Growing Media

Artificial growing media are often called potting mixes. Unlike soils, the performance of a growing media has been engineered to perform in a container for a period. They may contain materials such as composted pine bark, peat, coir fibre, sawdust, compost, sand, polystyrene, perlite, vermiculite, zeolite, wetting agents and fertiliser.

Seed Raising Mixes

  • Nancy Bubel (The New Seed-Starters Handbook) lists the following characteristic of quality growing media:

    • Free from competing weed seeds, soilborne diseases, and fungus spores

    • Able to absorb and hold quantities of moisture

    • Able to drain quickly, leaving necessary air between moist particles

    • Fine textured

    • Organic and sustainable

    • Non-crusting

    At MVCG, we use a premium commercial seed-raising mix and mixes we make on site. 

Potted plants in a sheep-shaped pot
Seed raising at MVCH

Commercial mixes

  • There is a great deal of variation with off-the-shelf mixes, and it is advised to try a few premium brands, side-by-side until you find the quality you are after.

    For vegetable seedlings, we add two to three cups of a slow-release, organic fertiliser pellet (check the label for application rates).

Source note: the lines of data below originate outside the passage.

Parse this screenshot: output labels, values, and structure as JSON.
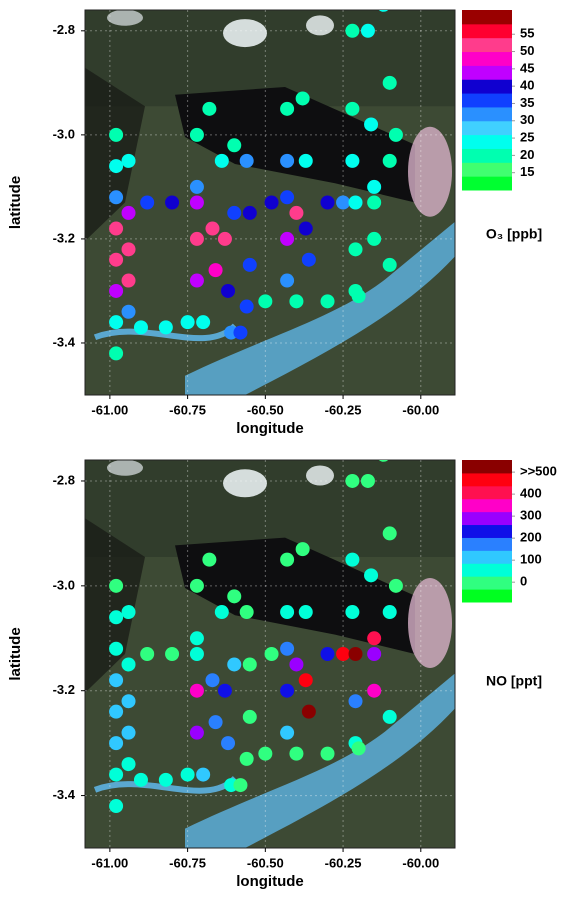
{
  "chart_data": [
    {
      "type": "scatter",
      "xlabel": "longitude",
      "ylabel": "latitude",
      "colorbar_label": "O₃ [ppb]",
      "xlim": [
        -61.08,
        -59.89
      ],
      "ylim": [
        -3.5,
        -2.76
      ],
      "xticks": [
        {
          "value": -61,
          "label": "-61.00"
        },
        -60.75,
        {
          "value": -60.5,
          "label": "-60.50"
        },
        -60.25,
        {
          "value": -60,
          "label": "-60.00"
        }
      ],
      "yticks": [
        -2.8,
        {
          "value": -3,
          "label": "-3.0"
        },
        -3.2,
        -3.4
      ],
      "grid": true,
      "clim": [
        10,
        62
      ],
      "cticks": [
        15,
        20,
        25,
        30,
        35,
        40,
        45,
        50,
        55
      ],
      "colors": [
        "#00ff30",
        "#40ff70",
        "#00ffb0",
        "#00ffee",
        "#40d0ff",
        "#2a90ff",
        "#1040ff",
        "#1000d0",
        "#c000ff",
        "#ff00c8",
        "#ff3c8c",
        "#ff0030",
        "#9a0000"
      ],
      "x": [
        -60.98,
        -60.98,
        -60.98,
        -60.98,
        -60.98,
        -60.98,
        -60.98,
        -60.98,
        -60.94,
        -60.94,
        -60.94,
        -60.94,
        -60.94,
        -60.88,
        -60.8,
        -60.72,
        -60.48,
        -60.3,
        -60.25,
        -60.15,
        -60.72,
        -60.72,
        -60.72,
        -60.72,
        -60.7,
        -60.68,
        -60.67,
        -60.66,
        -60.64,
        -60.63,
        -60.62,
        -60.61,
        -60.6,
        -60.6,
        -60.56,
        -60.55,
        -60.55,
        -60.56,
        -60.58,
        -60.43,
        -60.43,
        -60.43,
        -60.43,
        -60.43,
        -60.4,
        -60.38,
        -60.37,
        -60.37,
        -60.36,
        -60.22,
        -60.22,
        -60.22,
        -60.21,
        -60.21,
        -60.21,
        -60.17,
        -60.16,
        -60.15,
        -60.15,
        -60.12,
        -60.1,
        -60.1,
        -60.1,
        -60.08,
        -60.9,
        -60.82,
        -60.75,
        -60.5,
        -60.4,
        -60.3,
        -60.2
      ],
      "y": [
        -3.0,
        -3.06,
        -3.12,
        -3.18,
        -3.24,
        -3.3,
        -3.36,
        -3.42,
        -3.05,
        -3.15,
        -3.22,
        -3.28,
        -3.34,
        -3.13,
        -3.13,
        -3.13,
        -3.13,
        -3.13,
        -3.13,
        -3.13,
        -3.0,
        -3.1,
        -3.2,
        -3.28,
        -3.36,
        -2.95,
        -3.18,
        -3.26,
        -3.05,
        -3.2,
        -3.3,
        -3.38,
        -3.02,
        -3.15,
        -3.05,
        -3.15,
        -3.25,
        -3.33,
        -3.38,
        -2.95,
        -3.05,
        -3.12,
        -3.2,
        -3.28,
        -3.15,
        -2.93,
        -3.05,
        -3.18,
        -3.24,
        -2.8,
        -2.95,
        -3.05,
        -3.13,
        -3.22,
        -3.3,
        -2.8,
        -2.98,
        -3.1,
        -3.2,
        -2.75,
        -2.9,
        -3.05,
        -3.25,
        -3.0,
        -3.37,
        -3.37,
        -3.36,
        -3.32,
        -3.32,
        -3.32,
        -3.31
      ],
      "values": [
        20,
        25,
        30,
        50,
        50,
        45,
        25,
        20,
        25,
        45,
        52,
        50,
        30,
        35,
        40,
        42,
        40,
        40,
        30,
        20,
        20,
        30,
        50,
        45,
        25,
        20,
        52,
        48,
        25,
        50,
        40,
        30,
        20,
        35,
        30,
        38,
        36,
        37,
        36,
        20,
        30,
        36,
        45,
        30,
        50,
        20,
        25,
        40,
        35,
        20,
        20,
        25,
        25,
        20,
        20,
        25,
        25,
        25,
        20,
        25,
        20,
        20,
        20,
        20,
        25,
        25,
        25,
        20,
        20,
        20,
        20
      ]
    },
    {
      "type": "scatter",
      "xlabel": "longitude",
      "ylabel": "latitude",
      "colorbar_label": "NO [ppt]",
      "xlim": [
        -61.08,
        -59.89
      ],
      "ylim": [
        -3.5,
        -2.76
      ],
      "xticks": [
        {
          "value": -61,
          "label": "-61.00"
        },
        -60.75,
        {
          "value": -60.5,
          "label": "-60.50"
        },
        -60.25,
        {
          "value": -60,
          "label": "-60.00"
        }
      ],
      "yticks": [
        -2.8,
        {
          "value": -3,
          "label": "-3.0"
        },
        -3.2,
        -3.4
      ],
      "grid": true,
      "clim": [
        -90,
        555
      ],
      "cticks": [
        {
          "value": 500,
          "label": ">>500"
        },
        400,
        300,
        200,
        100,
        0
      ],
      "colors": [
        "#00ff20",
        "#30ff80",
        "#00ffd8",
        "#30c8ff",
        "#2a80ff",
        "#1010e8",
        "#9a00ff",
        "#ff00c8",
        "#ff1050",
        "#ff0010",
        "#8a0000"
      ],
      "x": [
        -60.98,
        -60.98,
        -60.98,
        -60.98,
        -60.98,
        -60.98,
        -60.98,
        -60.98,
        -60.94,
        -60.94,
        -60.94,
        -60.94,
        -60.94,
        -60.88,
        -60.8,
        -60.72,
        -60.48,
        -60.3,
        -60.25,
        -60.15,
        -60.72,
        -60.72,
        -60.72,
        -60.72,
        -60.7,
        -60.68,
        -60.67,
        -60.66,
        -60.64,
        -60.63,
        -60.62,
        -60.61,
        -60.6,
        -60.6,
        -60.56,
        -60.55,
        -60.55,
        -60.56,
        -60.58,
        -60.43,
        -60.43,
        -60.43,
        -60.43,
        -60.43,
        -60.4,
        -60.38,
        -60.37,
        -60.37,
        -60.36,
        -60.22,
        -60.22,
        -60.22,
        -60.21,
        -60.21,
        -60.21,
        -60.17,
        -60.16,
        -60.15,
        -60.15,
        -60.12,
        -60.1,
        -60.1,
        -60.1,
        -60.08,
        -60.9,
        -60.82,
        -60.75,
        -60.5,
        -60.4,
        -60.3,
        -60.2
      ],
      "y": [
        -3.0,
        -3.06,
        -3.12,
        -3.18,
        -3.24,
        -3.3,
        -3.36,
        -3.42,
        -3.05,
        -3.15,
        -3.22,
        -3.28,
        -3.34,
        -3.13,
        -3.13,
        -3.13,
        -3.13,
        -3.13,
        -3.13,
        -3.13,
        -3.0,
        -3.1,
        -3.2,
        -3.28,
        -3.36,
        -2.95,
        -3.18,
        -3.26,
        -3.05,
        -3.2,
        -3.3,
        -3.38,
        -3.02,
        -3.15,
        -3.05,
        -3.15,
        -3.25,
        -3.33,
        -3.38,
        -2.95,
        -3.05,
        -3.12,
        -3.2,
        -3.28,
        -3.15,
        -2.93,
        -3.05,
        -3.18,
        -3.24,
        -2.8,
        -2.95,
        -3.05,
        -3.13,
        -3.22,
        -3.3,
        -2.8,
        -2.98,
        -3.1,
        -3.2,
        -2.75,
        -2.9,
        -3.05,
        -3.25,
        -3.0,
        -3.37,
        -3.37,
        -3.36,
        -3.32,
        -3.32,
        -3.32,
        -3.31
      ],
      "values": [
        20,
        40,
        60,
        90,
        120,
        100,
        80,
        40,
        60,
        80,
        100,
        100,
        60,
        20,
        20,
        30,
        20,
        250,
        450,
        300,
        20,
        40,
        350,
        300,
        100,
        20,
        200,
        150,
        50,
        250,
        150,
        60,
        20,
        100,
        20,
        20,
        20,
        20,
        20,
        20,
        60,
        150,
        250,
        100,
        300,
        20,
        80,
        450,
        500,
        20,
        30,
        60,
        500,
        200,
        40,
        20,
        40,
        400,
        350,
        20,
        20,
        40,
        40,
        20,
        40,
        30,
        40,
        20,
        20,
        20,
        20
      ]
    }
  ]
}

We do this in a wheelbarrow so that the fertiliser is properly distributed through the growing media.

Healthy basil seedlings
Germinating cucumbers

MVCG seed-raising mix

  • It is a mixture of vermiculite, compost and coir. We also add slow-release fertiliser for vegetable seedlings. We mix this in a wheelbarrow, usually with a 9L bucket as the ‘measurer’

    • 2 parts vermiculite,

    • 2 parts coir

    • 3 parts compost

    Three to four cups of a slow-release, pelleted fertiliser is added along with a cup of blood-and-bone. This is mixed very well to break up the coir and evenly distribute the components.

Seed raising mix components
Seed raising mix in use in cell trays

MVCG potting mix with the lot

  • This is our bulk mix with the main ingredient being used or recycled potting mix. These are less precise measurements.

    A ‘wheelbarrow’ (about four 9L buckets) of old potting mix.

    • Two shovels of coir

    • Two shovels of compost

    • Two shovels of coffee grounds

    • Two cups of blood-and-bone

    • A handful of dolomite lime

    Mix well to distribute the components.